A Stillness in Bethlehem

(Critical Survey of Contemporary Fiction)

Marketing mindsets must be responsible for the many mystery series themes common to bookshelves. Lilian Jackson Braun has her THE CAT WHO... books; Sue Grafton her letters (A IS FOR ALIBI); Harry Kemelman his days (MONDAY THE RABBI TOOK OFF). Now Jane Haddam is trying to build a series around holiday hijinx.

Unfortunately, authors need more than an angle to write an engaging novel. Of course, this is the seventh in her series—which also features QUOTH THE RAVEN (Halloween), A GREAT DAY FOR THE DEADLY (St. Patrick’s Day), and A FEAST OF MURDER (Thanksgiving)—so there seems to be a commercial reason why she’s continuing.

Here, Haddam has the intrepid ex-FBI agent Gregor Demarkian probing Yuletide murders in Bethlehem, New Hampshire, a quaint New England village that depends on its annual Christmas pageant and Nativity play for tourists—and income. That factor, along with controversy over the separation of church and state (the event occurs on public land), makes the plot nicely timely and timeless.

Local author and civil libertarian Tish Verek is killed, then the elderly Dinah Ketchum, who’d been involved in the celebration,then Episcopalian priest Gemma Bury. Dubbed by the press as “theArmenian-American Hercule Poirot,” the vacationing Demarkian and cohorts Bennis Hannaford (a socialite writer) and Tibor Kasparian (a parish priest) try to unravel the stockingful of suspects, whorange from a wife-beater and journalist to the sheriff and a local minister.

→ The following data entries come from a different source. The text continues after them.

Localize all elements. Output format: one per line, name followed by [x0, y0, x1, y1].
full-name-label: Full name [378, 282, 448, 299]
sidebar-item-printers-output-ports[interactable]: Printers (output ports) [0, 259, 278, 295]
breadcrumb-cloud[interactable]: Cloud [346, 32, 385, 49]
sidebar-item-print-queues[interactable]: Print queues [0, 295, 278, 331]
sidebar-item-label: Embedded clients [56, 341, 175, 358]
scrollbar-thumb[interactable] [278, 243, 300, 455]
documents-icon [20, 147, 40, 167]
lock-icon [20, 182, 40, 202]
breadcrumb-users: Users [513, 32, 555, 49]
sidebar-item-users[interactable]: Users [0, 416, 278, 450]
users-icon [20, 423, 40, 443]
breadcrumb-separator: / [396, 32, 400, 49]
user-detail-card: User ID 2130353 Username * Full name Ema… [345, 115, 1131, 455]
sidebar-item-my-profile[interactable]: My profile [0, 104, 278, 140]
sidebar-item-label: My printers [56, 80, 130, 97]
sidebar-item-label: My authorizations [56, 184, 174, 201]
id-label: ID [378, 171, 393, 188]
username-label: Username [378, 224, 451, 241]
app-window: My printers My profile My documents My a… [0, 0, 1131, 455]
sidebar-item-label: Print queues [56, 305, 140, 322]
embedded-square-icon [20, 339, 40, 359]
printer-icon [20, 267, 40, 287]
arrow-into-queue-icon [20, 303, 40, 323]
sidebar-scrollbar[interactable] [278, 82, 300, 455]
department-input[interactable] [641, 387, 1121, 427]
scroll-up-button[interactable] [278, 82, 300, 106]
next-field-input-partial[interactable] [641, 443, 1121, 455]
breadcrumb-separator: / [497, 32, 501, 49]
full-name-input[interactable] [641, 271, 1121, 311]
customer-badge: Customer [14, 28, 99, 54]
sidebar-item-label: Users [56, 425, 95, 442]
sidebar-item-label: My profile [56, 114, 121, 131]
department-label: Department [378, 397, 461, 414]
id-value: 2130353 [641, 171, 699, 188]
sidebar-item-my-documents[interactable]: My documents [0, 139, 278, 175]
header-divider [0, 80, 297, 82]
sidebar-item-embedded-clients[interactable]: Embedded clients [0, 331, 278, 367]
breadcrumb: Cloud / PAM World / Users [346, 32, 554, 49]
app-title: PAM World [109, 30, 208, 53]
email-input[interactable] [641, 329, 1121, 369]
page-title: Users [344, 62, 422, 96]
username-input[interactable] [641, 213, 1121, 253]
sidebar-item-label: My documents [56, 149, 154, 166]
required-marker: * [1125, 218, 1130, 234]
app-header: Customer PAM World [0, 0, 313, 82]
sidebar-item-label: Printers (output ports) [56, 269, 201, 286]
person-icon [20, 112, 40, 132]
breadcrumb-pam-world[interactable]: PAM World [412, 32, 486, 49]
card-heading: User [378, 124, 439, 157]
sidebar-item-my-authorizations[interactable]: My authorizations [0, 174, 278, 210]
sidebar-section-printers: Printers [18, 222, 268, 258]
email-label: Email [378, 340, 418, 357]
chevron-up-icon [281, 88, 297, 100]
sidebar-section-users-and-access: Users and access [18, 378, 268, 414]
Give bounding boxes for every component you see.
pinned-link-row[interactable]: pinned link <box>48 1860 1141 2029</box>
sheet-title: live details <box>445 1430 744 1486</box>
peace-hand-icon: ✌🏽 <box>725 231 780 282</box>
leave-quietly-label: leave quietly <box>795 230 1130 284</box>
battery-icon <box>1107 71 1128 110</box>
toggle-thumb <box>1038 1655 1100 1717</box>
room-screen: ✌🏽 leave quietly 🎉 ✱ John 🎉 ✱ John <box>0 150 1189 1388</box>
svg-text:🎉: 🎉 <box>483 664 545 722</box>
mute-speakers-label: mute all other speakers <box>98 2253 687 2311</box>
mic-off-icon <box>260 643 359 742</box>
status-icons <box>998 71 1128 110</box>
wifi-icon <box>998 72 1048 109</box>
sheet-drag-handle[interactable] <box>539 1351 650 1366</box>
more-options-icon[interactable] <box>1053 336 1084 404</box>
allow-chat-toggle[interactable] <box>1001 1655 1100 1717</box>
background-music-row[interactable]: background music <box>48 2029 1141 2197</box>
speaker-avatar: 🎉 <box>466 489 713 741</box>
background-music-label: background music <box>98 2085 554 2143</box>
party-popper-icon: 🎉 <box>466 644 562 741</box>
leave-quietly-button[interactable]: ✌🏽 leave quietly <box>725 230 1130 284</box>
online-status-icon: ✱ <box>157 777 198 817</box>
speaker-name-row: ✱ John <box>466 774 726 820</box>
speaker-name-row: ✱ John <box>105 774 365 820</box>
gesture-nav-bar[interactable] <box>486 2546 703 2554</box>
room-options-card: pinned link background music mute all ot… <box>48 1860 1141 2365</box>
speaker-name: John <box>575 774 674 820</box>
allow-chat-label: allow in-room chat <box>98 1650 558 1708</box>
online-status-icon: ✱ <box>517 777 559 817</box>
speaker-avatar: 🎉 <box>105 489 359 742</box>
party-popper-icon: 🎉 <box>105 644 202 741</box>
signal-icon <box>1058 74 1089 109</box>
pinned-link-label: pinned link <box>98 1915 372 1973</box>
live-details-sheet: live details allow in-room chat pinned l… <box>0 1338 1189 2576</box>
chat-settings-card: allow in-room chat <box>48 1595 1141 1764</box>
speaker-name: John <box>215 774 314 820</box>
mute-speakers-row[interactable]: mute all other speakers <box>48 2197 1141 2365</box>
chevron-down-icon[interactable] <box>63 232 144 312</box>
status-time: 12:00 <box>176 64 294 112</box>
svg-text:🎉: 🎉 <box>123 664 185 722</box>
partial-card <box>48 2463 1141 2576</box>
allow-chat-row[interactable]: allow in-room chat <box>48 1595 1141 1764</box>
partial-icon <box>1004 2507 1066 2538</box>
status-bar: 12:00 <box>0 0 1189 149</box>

Haddam’s tone is uneven (this is neither a hard-boiled suspense yarn nor a soft-pedaled parlor-room mystery); her plot is cliched, if unpredictable; and her characters seem cut out of some cinema central casting department.

Oddly, that becomes a plus if A STILLNESS IN BETHLEHEM is read solely as escapist entertainment. Then, it’s somewhat enjoyable, not unlike a relaxing evening spent absorbing pop culture on TV.

Still, one wonders what other series themes lurk in publishers’ marketing departments. Ah, perhaps using numbers—with those infinite possibilities (ONE IS THE LONELIEST NUMBER, TEA FOR TWO, THREE’S A CROWD, ad nauseam).